Australia: Did you renew the last maximum term contract? If not, be prepared to fight an unfair dismissal action

Last Updated: 1 February 2018
Article by Mike Baldwin

This is the unlikely outcome of the Full Bench decision in Navitas1, which saw the Full Bench throw out the presumed settled view as expressed in Lunn2. Instead, it found that the expiry of a maximum term contract at its nominal expiry date was not a dismissal, as the termination was not at the initiative of the employer. Lunn therefore was authority for the view that upon expiry of the contract, an employee was jurisdictionally barred from pursuing an unfair dismissal claim.

In debunking Lunn, this decision has turned this presumption on its head.

Facts

Mr Khayam was employed by Navitas on a series of maximum term contracts over a number of years. At the conclusion of the last contract, given concerns over his performance, a new contract was not entered into. Navitas allowed the maximum term contract to expire thinking that as per Lunn, this decision would not have a deleterious impact on the organisation.

In contrast, Khayam contended that his employment had been terminated at the initiative of the employer, rather than the effluxion of time and therefore, he was entitled to make an application for unfair dismissal. At first instance, a single commissioner in applying Lunn found for Navitas. On appeal the Full Bench found that it raised an arguable case of error concerning the application of Lunn to the unfair dismissal provision of the Workplace Relations Act 1996 and that its reasoning had not been applied to the relevant provisions of the Fair Work Act 2009 (Act).

In finding for Khayam, the Full Bench held that Lunn was incorrect and therefore not applicable to the Act. It held that the in determining whether there was a dismissal, the correct view was to examine the employment relationship, rather than the termination of the maximum term contract.

So, in deciding not to renew on the basis of the effluxion of time, this may be a termination of employment at the initiative of the employer. The impact being the employee can access the unfair dismissal jurisdiction.

In this case the Full Bench did not ultimately determine whether the employee's employment had been terminated at the initiative of the employer, preferring to remit the matter back to the Commissioner at first instance to determine that question.

Where does this leave employers?

Employers that utilise this type of instrument (local government, public sector and large resource project employers), are advised to undertake a complete review of their contracts. The likelihood of exposure could be quite high, not only with respect to unfair dismissal, but also redundancy, as the employer no longer requires the job be done by anyone and the termination is not due to the ordinary and customary turnover of labour.

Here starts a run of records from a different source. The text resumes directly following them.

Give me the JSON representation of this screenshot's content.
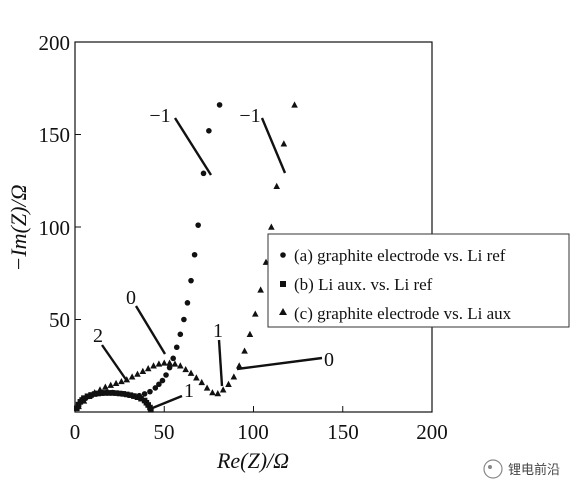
{
  "chart_data": {
    "type": "scatter",
    "title": "",
    "xlabel": "Re(Z)/Ω",
    "ylabel": "−Im(Z)/Ω",
    "xlim": [
      0,
      200
    ],
    "ylim": [
      0,
      200
    ],
    "x_ticks": [
      "0",
      "50",
      "100",
      "150",
      "200"
    ],
    "y_ticks": [
      "50",
      "100",
      "150",
      "200"
    ],
    "grid": false,
    "legend_position": "right",
    "series": [
      {
        "name": "(a) graphite electrode vs. Li ref",
        "marker": "circle",
        "points": [
          [
            1,
            2
          ],
          [
            2,
            4
          ],
          [
            4,
            6
          ],
          [
            6,
            7.5
          ],
          [
            9,
            9
          ],
          [
            12,
            10
          ],
          [
            15,
            10.5
          ],
          [
            18,
            10.6
          ],
          [
            21,
            10.5
          ],
          [
            24,
            10.2
          ],
          [
            27,
            9.8
          ],
          [
            30,
            9.2
          ],
          [
            33,
            8.6
          ],
          [
            36,
            8.8
          ],
          [
            39,
            9.8
          ],
          [
            42,
            11
          ],
          [
            45,
            13
          ],
          [
            47,
            15
          ],
          [
            49,
            17
          ],
          [
            51,
            20
          ],
          [
            53,
            24
          ],
          [
            55,
            29
          ],
          [
            57,
            35
          ],
          [
            59,
            42
          ],
          [
            61,
            50
          ],
          [
            63,
            59
          ],
          [
            65,
            71
          ],
          [
            67,
            85
          ],
          [
            69,
            101
          ],
          [
            72,
            129
          ],
          [
            75,
            152
          ],
          [
            81,
            166
          ]
        ]
      },
      {
        "name": "(b) Li aux. vs. Li ref",
        "marker": "square",
        "points": [
          [
            1,
            2
          ],
          [
            2,
            4
          ],
          [
            3,
            5.5
          ],
          [
            4,
            6.5
          ],
          [
            5,
            7.5
          ],
          [
            7,
            8.5
          ],
          [
            9,
            9.2
          ],
          [
            11,
            9.7
          ],
          [
            13,
            10
          ],
          [
            15,
            10.2
          ],
          [
            17,
            10.3
          ],
          [
            19,
            10.3
          ],
          [
            21,
            10.3
          ],
          [
            23,
            10.2
          ],
          [
            25,
            10
          ],
          [
            27,
            9.8
          ],
          [
            29,
            9.5
          ],
          [
            31,
            9.1
          ],
          [
            33,
            8.6
          ],
          [
            35,
            8
          ],
          [
            37,
            7.2
          ],
          [
            39,
            6.2
          ],
          [
            40,
            5
          ],
          [
            41,
            3.8
          ],
          [
            42,
            2.4
          ],
          [
            42.5,
            1.2
          ]
        ]
      },
      {
        "name": "(c) graphite electrode vs. Li aux",
        "marker": "triangle",
        "points": [
          [
            2,
            3
          ],
          [
            5,
            6
          ],
          [
            8,
            8.5
          ],
          [
            11,
            10.5
          ],
          [
            14,
            12
          ],
          [
            17,
            13.5
          ],
          [
            20,
            14.5
          ],
          [
            23,
            15.5
          ],
          [
            26,
            16.5
          ],
          [
            29,
            17.5
          ],
          [
            32,
            19
          ],
          [
            35,
            20.5
          ],
          [
            38,
            22
          ],
          [
            41,
            23.5
          ],
          [
            44,
            25
          ],
          [
            47,
            26
          ],
          [
            50,
            26.5
          ],
          [
            53,
            26.5
          ],
          [
            56,
            26
          ],
          [
            59,
            25
          ],
          [
            62,
            23
          ],
          [
            65,
            21
          ],
          [
            68,
            18.5
          ],
          [
            71,
            16
          ],
          [
            74,
            13
          ],
          [
            77,
            10.5
          ],
          [
            80,
            10
          ],
          [
            83,
            12
          ],
          [
            86,
            15
          ],
          [
            89,
            19
          ],
          [
            92,
            25
          ],
          [
            95,
            33
          ],
          [
            98,
            42
          ],
          [
            101,
            53
          ],
          [
            104,
            66
          ],
          [
            107,
            81
          ],
          [
            110,
            100
          ],
          [
            113,
            122
          ],
          [
            117,
            145
          ],
          [
            123,
            166
          ]
        ]
      }
    ],
    "annotations": [
      "−1",
      "−1",
      "0",
      "1",
      "0",
      "2",
      "1"
    ],
    "watermark": "锂电前沿"
  }
}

In terms of the review, consideration should be given to converting the shorter maximum term contracts into the true fixed term contract, thereby preserving the statutory exclusion to the unfair dismissal jurisdiction. For contracts of a longer term nature, employers will need to have developed a risk management protocol for managing and ending these types of contractual arrangements, so as to lessen their exposure to unfair dismissal litigation.

The information published in this paper is of a general nature and should not be construed as legal advice. Whilst we aim to provide timely, relevant and accurate information, the law may change and circumstances may differ. You should not therefore act in reliance on it without first obtaining specific legal advice.

Footnotes

1 Khayam v Navitas English Pty Ltd t/a Navitas English [2017] FWCFB 5162

2 Department of Justice v Lunn (2006) 158 IR 410

The content of this article is intended to provide a general guide to the subject matter. Specialist advice should be sought about your specific circumstances.